Conde Nast, the magazine publisher behind the New Yorker, Vanity Fair, GQ and Vogue, has become the latest media company to impose pay cuts and reduced worker hours in response to the coronavirus.
CEO Roger Lynch on Monday said a temporary pay reduction will affect between 10 to 20 percent for all employees making at least $100,000. It will become effective May 1 and extend to the end of September.
Lynch said he himself was going to take a 50-percent cut in his base salary and that other top executives — which would include Conde artistic director and Vogue editor-in-chief Anna Wintour — will see their pay cut by 20 percent.
Some positions will move to three- and four-day workweeks and there will be an undisclosed number of layoffs beginning in May, Lynch added.
The cuts at Conde, owned by the Newhouse family’s Advance Publications, apply to 6,000 employees globally. The employees are evenly divided between the United States and its far-flung global ventures which also included Vogue editions in France, Italy and China.

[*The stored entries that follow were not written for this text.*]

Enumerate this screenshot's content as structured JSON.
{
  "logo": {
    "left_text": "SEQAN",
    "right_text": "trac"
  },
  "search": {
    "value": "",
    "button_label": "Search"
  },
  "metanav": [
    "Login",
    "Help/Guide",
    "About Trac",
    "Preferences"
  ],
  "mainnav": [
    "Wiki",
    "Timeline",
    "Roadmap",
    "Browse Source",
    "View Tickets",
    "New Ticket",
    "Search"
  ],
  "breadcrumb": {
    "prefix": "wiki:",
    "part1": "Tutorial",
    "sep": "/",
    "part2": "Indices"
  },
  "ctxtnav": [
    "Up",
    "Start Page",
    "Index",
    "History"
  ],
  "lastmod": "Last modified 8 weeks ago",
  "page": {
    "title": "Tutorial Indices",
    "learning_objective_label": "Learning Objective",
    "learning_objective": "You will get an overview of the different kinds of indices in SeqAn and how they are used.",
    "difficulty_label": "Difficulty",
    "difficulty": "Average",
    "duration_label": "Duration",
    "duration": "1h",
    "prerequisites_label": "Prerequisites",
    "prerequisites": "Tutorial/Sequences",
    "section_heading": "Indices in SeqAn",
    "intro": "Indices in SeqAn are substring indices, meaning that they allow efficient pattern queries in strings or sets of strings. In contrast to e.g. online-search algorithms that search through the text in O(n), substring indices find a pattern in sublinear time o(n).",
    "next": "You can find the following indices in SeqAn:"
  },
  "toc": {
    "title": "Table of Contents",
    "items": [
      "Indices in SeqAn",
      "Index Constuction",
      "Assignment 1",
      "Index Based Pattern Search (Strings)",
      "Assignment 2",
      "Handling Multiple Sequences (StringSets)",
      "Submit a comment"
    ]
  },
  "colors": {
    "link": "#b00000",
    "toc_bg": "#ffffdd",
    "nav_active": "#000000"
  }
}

“It’s very likely our advertising clients, consumers and therefore our company will be operating under significant financial pressure for some time,” Lynch said in the memo. “As a result, we’ll need to go beyond the initial cost-saving measures we put in place to protect our business for the long term.”

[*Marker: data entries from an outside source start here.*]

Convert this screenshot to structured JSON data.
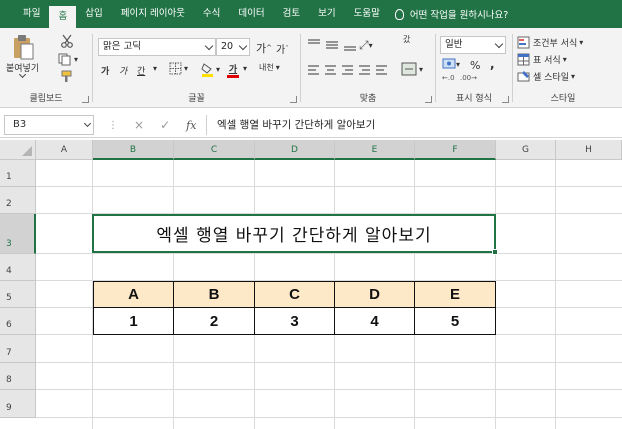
{
  "tabs": [
    "파일",
    "홈",
    "삽입",
    "페이지 레이아웃",
    "수식",
    "데이터",
    "검토",
    "보기",
    "도움말"
  ],
  "active_tab": "홈",
  "tell_me": "어떤 작업을 원하시나요?",
  "ribbon": {
    "clipboard": {
      "paste": "붙여넣기",
      "label": "클립보드"
    },
    "font": {
      "name": "맑은 고딕",
      "size": "20",
      "grow": "가",
      "shrink": "가",
      "bold": "가",
      "italic": "가",
      "underline": "간",
      "color_a": "가",
      "phonetic": "내천",
      "label": "글꼴"
    },
    "alignment": {
      "wrap": "갔",
      "label": "맞춤"
    },
    "number": {
      "format": "일반",
      "percent": "%",
      "comma": ",",
      "label": "표시 형식"
    },
    "styles": {
      "conditional": "조건부 서식",
      "table": "표 서식",
      "cell": "셀 스타일",
      "label": "스타일"
    }
  },
  "formula_bar": {
    "name_box": "B3",
    "cancel": "×",
    "enter": "✓",
    "fx": "fx",
    "content": "엑셀 행열 바꾸기 간단하게 알아보기"
  },
  "columns": [
    "A",
    "B",
    "C",
    "D",
    "E",
    "F",
    "G",
    "H"
  ],
  "rows": [
    "1",
    "2",
    "3",
    "4",
    "5",
    "6",
    "7",
    "8",
    "9"
  ],
  "sheet": {
    "title": "엑셀 행열 바꾸기 간단하게 알아보기",
    "table_header": [
      "A",
      "B",
      "C",
      "D",
      "E"
    ],
    "table_values": [
      "1",
      "2",
      "3",
      "4",
      "5"
    ],
    "header_fill": "#fde9c8",
    "accent": "#217346"
  }
}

As to cutbacks, he said, “Many of you have been asking whether there will be any job eliminations. While we consider it a last option, we do expect there will be some role eliminations as part of these efforts. We’ve already closed several hundred open positions and limited hiring only to the most critical roles. Role eliminations are never something we take lightly, and we’ll continue to work to limit this as much as possible.”

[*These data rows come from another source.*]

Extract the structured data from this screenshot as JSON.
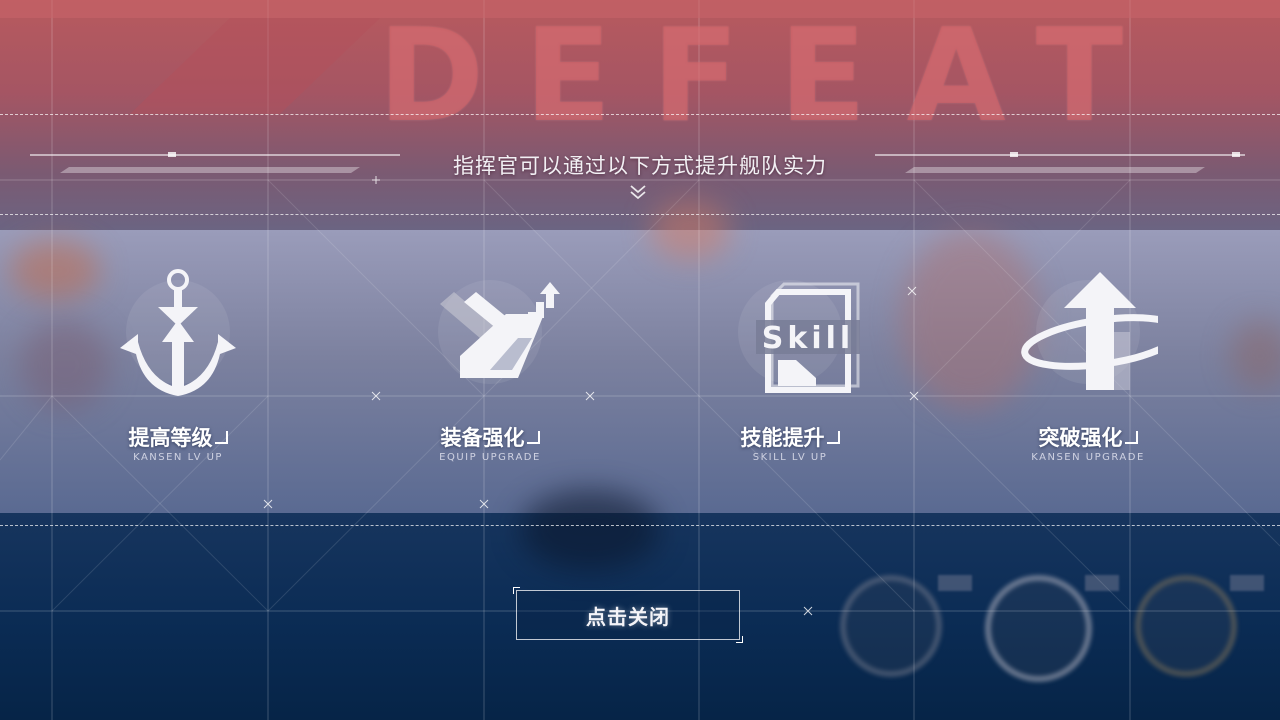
{
  "banner": {
    "result_text": "DEFEAT",
    "subtitle": "指挥官可以通过以下方式提升舰队实力"
  },
  "options": [
    {
      "id": "level",
      "title": "提高等级",
      "subtitle": "KANSEN LV UP",
      "icon": "anchor-icon"
    },
    {
      "id": "equip",
      "title": "装备强化",
      "subtitle": "EQUIP UPGRADE",
      "icon": "equipment-upgrade-icon"
    },
    {
      "id": "skill",
      "title": "技能提升",
      "subtitle": "SKILL LV UP",
      "icon": "skill-card-icon",
      "icon_text": "Skill"
    },
    {
      "id": "limit",
      "title": "突破强化",
      "subtitle": "KANSEN UPGRADE",
      "icon": "limit-break-arrow-icon"
    }
  ],
  "close_button": {
    "label": "点击关闭"
  },
  "colors": {
    "defeat_red": "#b85a5e",
    "panel_blue": "#0b2c55",
    "text_white": "#ffffff"
  }
}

Lynch also said the board of directors would be getting a pay cut–which was actually the first acknowledgement by Advance Publications that an outside board of directors had been installed a year ago. The closely held, family-run corporation has been losing money in recent years even before the coronavirus hit as advertisers moved to digital outlets.
The outside directors include Dominic De Sole, former chief executive of Gucci; and Mike Perlis, a former CEO at Forbes and Ziff Davis as well an investor executive with Japan’s Softbank. The board of directors was put in to help push the company in new directions as it tried to stem deep operating losses of recent years.
The family overall has been investing its money in ventures that are far and away from the ad-supported newspapers and magazines that had fueled its rise in an earlier generation.
Last month, Advance bought the extreme sports event Ironman from a private equity firm for $730 million and a year ago it spent a reported $1.75 billion to buy an educational software company, Turnitin. The parent company also owns Reddit.
Lynch was installed a year ago to replace the former CEO Bob Sauerberg and the company’s international operations and US operations were combined under one management team for the first time.
Advertisers have sharply curtailed ads in response to the coronavirus crisis. Reports say that the 20 percent of advertisers who have resumed ads have been rolling them out predominantly on broadcast and cable tv as well as social media.
Ads for monthly magazines now on newsstands were pre-sold but the future ad placements in monthly magazines could be in greater peril due to the longer lead times and the uncertainty about what the world will be like and when business will come back.